C. The University or its Components shall terminate any contract, involving ePHI access and use, with a Business Associate, when it is learned actions of the Business Associate constituted a material breach or violation under the contract, and failed to take reasonable steps to cure the breach or end the violation upon request of the University or its Component. If termination of the contract is not feasible and if the breach or violation cannot be cured or ended, the Security Officer will report the problem to the Secretary.

D. The Business Associate contracts in use by the University and its Components and its Business Associates will require the implementation by the Business Associate and its employees, agents, contractors and assigns, of reasonable and adequate administrative, physical and technological safeguards to appropriately protect the confidentiality, integrity and availability of University’s ePHI created, maintained, received or transmitted by the business associate. The contracts will require that the Business Associate report a security incident to the Component or the Security Officer within ten (10) calendar days of becoming aware of such incident. The contracts will contain a provision authorizing immediate termination upon the University’s determination that the contract has been materially breached or otherwise violated.
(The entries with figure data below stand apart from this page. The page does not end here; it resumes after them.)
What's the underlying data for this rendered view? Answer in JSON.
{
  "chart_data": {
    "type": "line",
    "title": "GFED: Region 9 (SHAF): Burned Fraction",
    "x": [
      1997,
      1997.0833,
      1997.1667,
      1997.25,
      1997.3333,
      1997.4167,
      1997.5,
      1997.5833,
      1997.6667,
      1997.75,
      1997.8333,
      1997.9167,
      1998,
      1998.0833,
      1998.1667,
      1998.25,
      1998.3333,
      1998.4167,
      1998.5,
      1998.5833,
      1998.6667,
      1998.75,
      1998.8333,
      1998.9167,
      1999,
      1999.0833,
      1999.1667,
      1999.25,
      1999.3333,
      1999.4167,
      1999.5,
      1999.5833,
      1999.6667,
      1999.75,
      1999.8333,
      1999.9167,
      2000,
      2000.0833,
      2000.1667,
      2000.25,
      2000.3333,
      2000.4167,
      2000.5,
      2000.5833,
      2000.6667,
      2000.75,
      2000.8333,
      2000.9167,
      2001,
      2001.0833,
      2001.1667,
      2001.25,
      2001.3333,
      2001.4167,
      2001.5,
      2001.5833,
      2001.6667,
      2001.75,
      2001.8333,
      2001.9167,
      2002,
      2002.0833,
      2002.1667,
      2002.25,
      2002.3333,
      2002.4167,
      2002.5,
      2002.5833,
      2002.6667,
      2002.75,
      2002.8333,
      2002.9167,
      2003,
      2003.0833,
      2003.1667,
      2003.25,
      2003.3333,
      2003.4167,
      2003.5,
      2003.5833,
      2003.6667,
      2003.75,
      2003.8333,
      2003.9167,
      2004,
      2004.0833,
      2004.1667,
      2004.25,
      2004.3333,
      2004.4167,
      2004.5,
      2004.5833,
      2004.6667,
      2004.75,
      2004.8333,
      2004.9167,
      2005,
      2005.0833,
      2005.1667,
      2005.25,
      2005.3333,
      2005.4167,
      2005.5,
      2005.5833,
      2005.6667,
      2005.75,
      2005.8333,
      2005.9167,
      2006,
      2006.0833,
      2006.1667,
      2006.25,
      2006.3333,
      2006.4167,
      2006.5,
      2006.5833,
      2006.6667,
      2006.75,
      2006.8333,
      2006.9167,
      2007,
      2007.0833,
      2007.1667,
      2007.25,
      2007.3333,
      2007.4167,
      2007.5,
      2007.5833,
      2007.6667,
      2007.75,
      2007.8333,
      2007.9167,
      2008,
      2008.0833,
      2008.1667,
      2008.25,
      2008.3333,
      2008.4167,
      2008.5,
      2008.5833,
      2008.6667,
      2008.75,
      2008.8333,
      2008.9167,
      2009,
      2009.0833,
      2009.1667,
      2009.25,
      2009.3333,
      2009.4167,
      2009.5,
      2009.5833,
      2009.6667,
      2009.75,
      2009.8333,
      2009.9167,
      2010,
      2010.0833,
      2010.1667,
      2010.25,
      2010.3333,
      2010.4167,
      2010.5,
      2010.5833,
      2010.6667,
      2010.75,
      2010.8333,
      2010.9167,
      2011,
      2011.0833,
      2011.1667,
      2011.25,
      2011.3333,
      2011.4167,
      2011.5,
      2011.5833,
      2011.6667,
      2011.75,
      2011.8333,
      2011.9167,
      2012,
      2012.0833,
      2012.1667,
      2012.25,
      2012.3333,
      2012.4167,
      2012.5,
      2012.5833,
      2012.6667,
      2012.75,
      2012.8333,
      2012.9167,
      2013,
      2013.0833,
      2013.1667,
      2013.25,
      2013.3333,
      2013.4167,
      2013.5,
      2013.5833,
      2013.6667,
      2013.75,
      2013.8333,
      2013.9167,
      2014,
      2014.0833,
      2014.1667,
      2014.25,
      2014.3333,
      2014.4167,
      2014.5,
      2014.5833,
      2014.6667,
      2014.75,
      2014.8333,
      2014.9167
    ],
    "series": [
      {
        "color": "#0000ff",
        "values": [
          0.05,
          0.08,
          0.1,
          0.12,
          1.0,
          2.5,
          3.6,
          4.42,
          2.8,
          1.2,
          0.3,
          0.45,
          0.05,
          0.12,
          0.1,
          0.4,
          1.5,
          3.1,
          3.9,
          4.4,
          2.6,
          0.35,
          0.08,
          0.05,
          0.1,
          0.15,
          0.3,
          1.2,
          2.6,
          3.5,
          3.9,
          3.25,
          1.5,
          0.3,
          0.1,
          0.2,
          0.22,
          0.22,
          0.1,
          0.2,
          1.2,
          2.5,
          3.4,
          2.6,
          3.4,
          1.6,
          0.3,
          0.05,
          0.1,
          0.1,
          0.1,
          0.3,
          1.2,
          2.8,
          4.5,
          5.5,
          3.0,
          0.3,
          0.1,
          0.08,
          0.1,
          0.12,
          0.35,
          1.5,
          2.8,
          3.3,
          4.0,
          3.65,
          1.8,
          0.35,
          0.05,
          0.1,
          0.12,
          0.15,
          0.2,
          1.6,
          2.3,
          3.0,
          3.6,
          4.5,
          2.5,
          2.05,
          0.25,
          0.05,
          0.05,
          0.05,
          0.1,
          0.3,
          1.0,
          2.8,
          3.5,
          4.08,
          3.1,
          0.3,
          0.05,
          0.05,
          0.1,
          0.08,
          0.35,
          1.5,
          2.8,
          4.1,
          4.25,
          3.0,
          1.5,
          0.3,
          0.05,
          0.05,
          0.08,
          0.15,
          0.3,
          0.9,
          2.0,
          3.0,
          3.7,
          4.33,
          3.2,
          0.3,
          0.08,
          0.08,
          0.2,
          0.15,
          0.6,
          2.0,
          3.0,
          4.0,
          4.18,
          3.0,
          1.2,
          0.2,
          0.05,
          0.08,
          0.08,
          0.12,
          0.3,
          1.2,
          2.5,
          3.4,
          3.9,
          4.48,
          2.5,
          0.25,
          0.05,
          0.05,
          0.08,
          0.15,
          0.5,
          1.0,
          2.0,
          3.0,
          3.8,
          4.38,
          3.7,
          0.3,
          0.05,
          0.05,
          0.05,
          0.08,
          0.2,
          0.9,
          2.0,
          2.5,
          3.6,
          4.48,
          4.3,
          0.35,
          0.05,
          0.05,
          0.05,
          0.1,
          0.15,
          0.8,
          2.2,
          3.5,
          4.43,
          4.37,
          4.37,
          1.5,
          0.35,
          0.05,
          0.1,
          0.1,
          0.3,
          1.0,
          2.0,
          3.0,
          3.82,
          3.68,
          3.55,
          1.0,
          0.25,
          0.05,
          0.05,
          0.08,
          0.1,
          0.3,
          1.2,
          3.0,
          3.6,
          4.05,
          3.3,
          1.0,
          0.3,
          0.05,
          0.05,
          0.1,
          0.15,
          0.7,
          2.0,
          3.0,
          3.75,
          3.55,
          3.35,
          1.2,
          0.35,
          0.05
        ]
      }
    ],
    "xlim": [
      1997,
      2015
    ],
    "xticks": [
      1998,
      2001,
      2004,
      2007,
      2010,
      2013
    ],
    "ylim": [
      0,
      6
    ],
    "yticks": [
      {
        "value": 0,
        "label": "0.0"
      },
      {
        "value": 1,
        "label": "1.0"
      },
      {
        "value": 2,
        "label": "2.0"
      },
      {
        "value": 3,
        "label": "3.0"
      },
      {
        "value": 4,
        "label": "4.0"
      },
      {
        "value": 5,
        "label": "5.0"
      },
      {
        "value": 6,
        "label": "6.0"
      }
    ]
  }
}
They will further comply to the extent reasonable and appropriate with the remaining requirements set forth in 45 CFR Sec. 164.314 (a)(2).

VIII. Documentation

A. All policies and procedures enacted by the University in accordance with the HIPAA Security Rule and in conjunction with this Regulation, and all activities, actions and assessments required to be documented shall be maintained in written form. The documentation may be in electronic form.

B. All documentation required under this Section IX shall be made available to those persons responsible for implementing the pertinent procedures.

C. All documentation required under this Section IX shall be maintained a minimum of six (6) years from the date of its creation or whenever it was last in effect.

D. The University and its Components may change its policies and procedures at any time, as long as such policies and procedures are

1. in compliance with the HIPAA Security Rule and this Regulation,
2. approved by the Security Officer, and
3. maintained in documented form in accordance with this provision.

E. All documentation will be subject to periodic reviews and updates, as necessitated by environmental or operational changes effecting ePHI.

IX. Sanctions

A. Breaches of privacy or security of PHI or ePHI are to be reported immediately to the Security Officer.

B. Components must mitigate, to the extent practicable, any known harmful effects of the use or disclosure of PHI or ePHI in violation of this Regulation or the requirements of HIPAA.

C. Any University employee, agent, assign or contractor who is in violation of this Regulation is subject to disciplinary action up to and including discharge in accordance with applicable University policies and procedures. Individuals may also be subject to civil and criminal penalties under HIPAA.